Now we will take only those entries where every place has a matching zip code

In [34]:
matching = merged[merged.zip_code_google == merged.zip_code_restaurants]

At last to be sure that we have rating corresponding to a correct place we will compare names using python difflib, from docs "ratio() returns a float in [0, 1], measuring the similarity of the sequences. As a rule of thumb, a ratio() value over 0.6 means the sequences are close matches:". We will use this property to discard any rows where name similarity is lower than 0.6

In [35]:
from difflib import SequenceMatcher

def get_similarity_score(restaurant_name, google_name):
    return SequenceMatcher(lambda x: x == " ",
                    restaurant_name,
                    google_name).ratio()

In [36]:
matching['name_similarity_score'] = matching.apply(lambda row: get_similarity_score(row["place_name_restaurants"], row["place_name_google"]), axis=1)

A value is trying to be set on a copy of a slice from a DataFrame.
Try using .loc[row_indexer,col_indexer] = value instead

See the caveats in the documentation: http://pandas.pydata.org/pandas-docs/stable/user_guide/indexing.html#returning-a-view-versus-a-copy
  """Entry point for launching an IPython kernel.


In [37]:
matching = matching[matching.name_similarity_score > 0.6]

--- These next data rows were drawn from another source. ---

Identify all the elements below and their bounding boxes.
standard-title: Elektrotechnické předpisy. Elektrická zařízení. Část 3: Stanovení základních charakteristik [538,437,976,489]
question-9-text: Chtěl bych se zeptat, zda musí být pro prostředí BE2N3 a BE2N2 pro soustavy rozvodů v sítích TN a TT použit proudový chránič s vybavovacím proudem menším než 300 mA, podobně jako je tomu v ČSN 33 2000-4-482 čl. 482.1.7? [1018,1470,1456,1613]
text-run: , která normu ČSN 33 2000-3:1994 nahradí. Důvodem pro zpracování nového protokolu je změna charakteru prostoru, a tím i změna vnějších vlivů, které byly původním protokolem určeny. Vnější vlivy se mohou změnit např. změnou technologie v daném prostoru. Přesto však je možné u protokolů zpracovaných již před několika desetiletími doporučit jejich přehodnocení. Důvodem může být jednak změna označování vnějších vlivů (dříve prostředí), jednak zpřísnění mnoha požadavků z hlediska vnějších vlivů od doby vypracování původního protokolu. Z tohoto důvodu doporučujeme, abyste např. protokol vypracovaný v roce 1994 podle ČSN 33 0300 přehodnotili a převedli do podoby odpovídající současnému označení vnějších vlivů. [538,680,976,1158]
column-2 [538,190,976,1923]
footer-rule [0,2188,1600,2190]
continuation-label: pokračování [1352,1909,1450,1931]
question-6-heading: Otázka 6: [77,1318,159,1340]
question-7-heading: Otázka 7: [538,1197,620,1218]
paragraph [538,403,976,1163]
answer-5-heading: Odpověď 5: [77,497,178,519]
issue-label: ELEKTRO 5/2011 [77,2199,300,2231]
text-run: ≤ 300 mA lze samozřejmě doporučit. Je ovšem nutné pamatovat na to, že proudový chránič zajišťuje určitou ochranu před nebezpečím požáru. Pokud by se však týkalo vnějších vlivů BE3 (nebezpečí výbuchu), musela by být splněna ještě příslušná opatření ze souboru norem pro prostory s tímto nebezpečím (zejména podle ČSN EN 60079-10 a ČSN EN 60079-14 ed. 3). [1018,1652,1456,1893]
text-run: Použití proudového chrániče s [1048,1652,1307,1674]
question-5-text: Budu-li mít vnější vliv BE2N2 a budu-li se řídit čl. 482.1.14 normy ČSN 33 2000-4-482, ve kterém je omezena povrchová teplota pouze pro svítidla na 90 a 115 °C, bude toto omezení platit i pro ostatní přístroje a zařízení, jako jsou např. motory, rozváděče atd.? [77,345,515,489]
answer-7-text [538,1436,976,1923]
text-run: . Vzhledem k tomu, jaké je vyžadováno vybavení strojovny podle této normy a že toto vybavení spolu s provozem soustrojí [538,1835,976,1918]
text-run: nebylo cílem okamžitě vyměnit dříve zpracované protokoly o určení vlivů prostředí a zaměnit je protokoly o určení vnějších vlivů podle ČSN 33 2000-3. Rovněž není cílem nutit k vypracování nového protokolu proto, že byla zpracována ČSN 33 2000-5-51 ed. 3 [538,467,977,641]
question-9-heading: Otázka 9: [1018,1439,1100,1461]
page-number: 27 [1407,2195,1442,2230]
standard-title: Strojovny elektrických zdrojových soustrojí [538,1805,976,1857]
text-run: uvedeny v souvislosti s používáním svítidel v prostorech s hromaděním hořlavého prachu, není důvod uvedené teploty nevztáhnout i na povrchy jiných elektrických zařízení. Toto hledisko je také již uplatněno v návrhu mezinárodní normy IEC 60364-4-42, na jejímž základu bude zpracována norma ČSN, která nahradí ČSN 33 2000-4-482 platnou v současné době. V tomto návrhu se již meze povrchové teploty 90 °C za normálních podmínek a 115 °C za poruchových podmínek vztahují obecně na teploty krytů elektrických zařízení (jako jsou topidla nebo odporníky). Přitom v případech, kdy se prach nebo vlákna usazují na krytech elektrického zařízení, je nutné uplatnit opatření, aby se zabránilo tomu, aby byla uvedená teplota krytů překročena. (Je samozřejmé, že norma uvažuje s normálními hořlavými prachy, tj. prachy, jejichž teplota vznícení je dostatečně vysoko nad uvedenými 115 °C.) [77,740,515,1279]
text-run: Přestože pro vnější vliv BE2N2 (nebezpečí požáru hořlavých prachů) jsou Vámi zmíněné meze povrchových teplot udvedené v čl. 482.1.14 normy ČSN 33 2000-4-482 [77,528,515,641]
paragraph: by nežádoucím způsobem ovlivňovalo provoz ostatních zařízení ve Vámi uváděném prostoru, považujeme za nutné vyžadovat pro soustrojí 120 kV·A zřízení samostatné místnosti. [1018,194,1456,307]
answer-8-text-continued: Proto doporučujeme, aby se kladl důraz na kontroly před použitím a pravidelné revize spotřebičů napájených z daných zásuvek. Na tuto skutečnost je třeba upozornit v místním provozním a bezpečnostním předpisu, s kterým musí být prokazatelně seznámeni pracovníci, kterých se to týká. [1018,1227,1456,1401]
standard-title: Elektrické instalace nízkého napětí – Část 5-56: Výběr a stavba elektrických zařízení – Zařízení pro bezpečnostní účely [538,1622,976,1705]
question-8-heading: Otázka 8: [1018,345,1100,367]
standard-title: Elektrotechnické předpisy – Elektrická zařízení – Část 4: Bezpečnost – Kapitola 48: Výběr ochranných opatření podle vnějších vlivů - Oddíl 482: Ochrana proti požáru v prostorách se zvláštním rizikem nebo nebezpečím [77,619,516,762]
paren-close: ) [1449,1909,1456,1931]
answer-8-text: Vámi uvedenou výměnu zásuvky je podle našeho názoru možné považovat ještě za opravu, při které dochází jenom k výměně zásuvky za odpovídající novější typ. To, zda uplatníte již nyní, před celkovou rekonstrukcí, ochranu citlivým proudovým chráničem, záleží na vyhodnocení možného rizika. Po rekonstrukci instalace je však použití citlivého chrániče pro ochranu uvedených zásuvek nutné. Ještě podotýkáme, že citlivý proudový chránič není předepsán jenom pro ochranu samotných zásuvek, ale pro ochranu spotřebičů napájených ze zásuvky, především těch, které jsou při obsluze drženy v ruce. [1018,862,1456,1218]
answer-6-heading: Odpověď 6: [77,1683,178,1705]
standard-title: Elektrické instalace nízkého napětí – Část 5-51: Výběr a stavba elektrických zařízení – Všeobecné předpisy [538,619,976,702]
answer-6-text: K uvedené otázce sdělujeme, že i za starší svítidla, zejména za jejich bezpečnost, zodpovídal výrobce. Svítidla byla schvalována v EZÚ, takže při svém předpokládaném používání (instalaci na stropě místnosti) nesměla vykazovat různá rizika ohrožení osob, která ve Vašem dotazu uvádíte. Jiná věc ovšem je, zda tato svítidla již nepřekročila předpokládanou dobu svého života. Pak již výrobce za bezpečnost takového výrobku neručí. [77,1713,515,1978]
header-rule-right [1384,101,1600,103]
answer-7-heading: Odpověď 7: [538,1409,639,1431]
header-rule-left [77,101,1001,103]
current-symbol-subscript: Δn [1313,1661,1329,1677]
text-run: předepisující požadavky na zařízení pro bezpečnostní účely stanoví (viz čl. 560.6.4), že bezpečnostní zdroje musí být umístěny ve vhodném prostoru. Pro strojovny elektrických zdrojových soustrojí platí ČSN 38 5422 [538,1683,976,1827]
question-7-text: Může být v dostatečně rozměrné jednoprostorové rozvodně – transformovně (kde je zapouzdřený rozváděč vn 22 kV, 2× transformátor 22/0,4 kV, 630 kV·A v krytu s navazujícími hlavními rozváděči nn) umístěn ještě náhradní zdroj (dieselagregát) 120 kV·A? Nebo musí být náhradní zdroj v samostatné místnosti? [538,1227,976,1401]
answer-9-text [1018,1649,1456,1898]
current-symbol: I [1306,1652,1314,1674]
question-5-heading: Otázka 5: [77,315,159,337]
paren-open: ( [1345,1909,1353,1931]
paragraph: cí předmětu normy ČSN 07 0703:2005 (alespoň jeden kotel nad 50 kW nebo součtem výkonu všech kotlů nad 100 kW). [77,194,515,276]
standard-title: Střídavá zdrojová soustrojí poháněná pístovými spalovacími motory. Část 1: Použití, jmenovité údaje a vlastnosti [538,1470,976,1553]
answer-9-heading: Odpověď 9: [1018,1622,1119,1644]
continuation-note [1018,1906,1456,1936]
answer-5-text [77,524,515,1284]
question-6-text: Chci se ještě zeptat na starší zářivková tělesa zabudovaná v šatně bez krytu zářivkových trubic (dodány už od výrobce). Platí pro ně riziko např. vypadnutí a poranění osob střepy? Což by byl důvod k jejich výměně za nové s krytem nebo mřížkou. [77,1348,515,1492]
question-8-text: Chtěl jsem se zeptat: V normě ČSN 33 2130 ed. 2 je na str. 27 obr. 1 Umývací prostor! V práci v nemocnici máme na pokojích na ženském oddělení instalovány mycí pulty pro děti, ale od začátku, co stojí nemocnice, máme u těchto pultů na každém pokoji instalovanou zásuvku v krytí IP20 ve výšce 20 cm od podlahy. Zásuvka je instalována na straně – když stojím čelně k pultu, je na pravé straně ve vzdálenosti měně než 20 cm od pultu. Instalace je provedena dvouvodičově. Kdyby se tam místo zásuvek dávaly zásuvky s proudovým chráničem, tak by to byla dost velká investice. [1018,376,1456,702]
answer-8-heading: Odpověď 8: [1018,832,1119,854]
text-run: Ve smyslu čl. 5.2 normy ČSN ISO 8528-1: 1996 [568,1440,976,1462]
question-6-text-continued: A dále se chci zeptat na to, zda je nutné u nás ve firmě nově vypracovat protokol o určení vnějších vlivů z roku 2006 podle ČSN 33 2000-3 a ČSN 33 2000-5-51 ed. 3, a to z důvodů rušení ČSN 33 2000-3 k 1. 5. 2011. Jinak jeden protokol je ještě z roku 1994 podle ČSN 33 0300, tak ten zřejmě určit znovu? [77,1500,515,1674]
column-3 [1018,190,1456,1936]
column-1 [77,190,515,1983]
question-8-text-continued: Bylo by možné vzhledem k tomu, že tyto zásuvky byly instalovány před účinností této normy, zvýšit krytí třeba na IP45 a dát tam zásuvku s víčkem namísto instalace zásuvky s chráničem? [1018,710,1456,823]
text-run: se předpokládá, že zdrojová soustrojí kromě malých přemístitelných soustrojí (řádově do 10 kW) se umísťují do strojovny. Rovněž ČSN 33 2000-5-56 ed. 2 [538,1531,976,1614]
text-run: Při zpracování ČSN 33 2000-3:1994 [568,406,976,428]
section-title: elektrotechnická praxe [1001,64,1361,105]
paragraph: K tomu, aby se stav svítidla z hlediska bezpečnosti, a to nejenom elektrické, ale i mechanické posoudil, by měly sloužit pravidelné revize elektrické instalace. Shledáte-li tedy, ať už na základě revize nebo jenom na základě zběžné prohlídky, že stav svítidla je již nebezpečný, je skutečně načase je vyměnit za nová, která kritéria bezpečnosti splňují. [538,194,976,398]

As a last step we remove rows with duplicated place_id

In [38]:
matching = matching.drop_duplicates(subset=["place_id"])

In [39]:
len(matching)

5700

we have ratings for 5700 restaurants

We will transform matching dataframe to use it for further analysis, we will remove useless columns and save it to csv file

In [40]:
matching.drop(["name_similarity_score", "place_name_google", "price_level", "address_google", "zip_code_google", "city"], axis=1, inplace=True)

In [41]:
matching.rename(columns={"place_name_restaurants": "place_name", "address_restaurants": "address", "zip_code_restaurants": "zip_code"}, inplace=True)

In [43]:
matching.to_csv("../data/processed/restaurants_with_ratings.csv")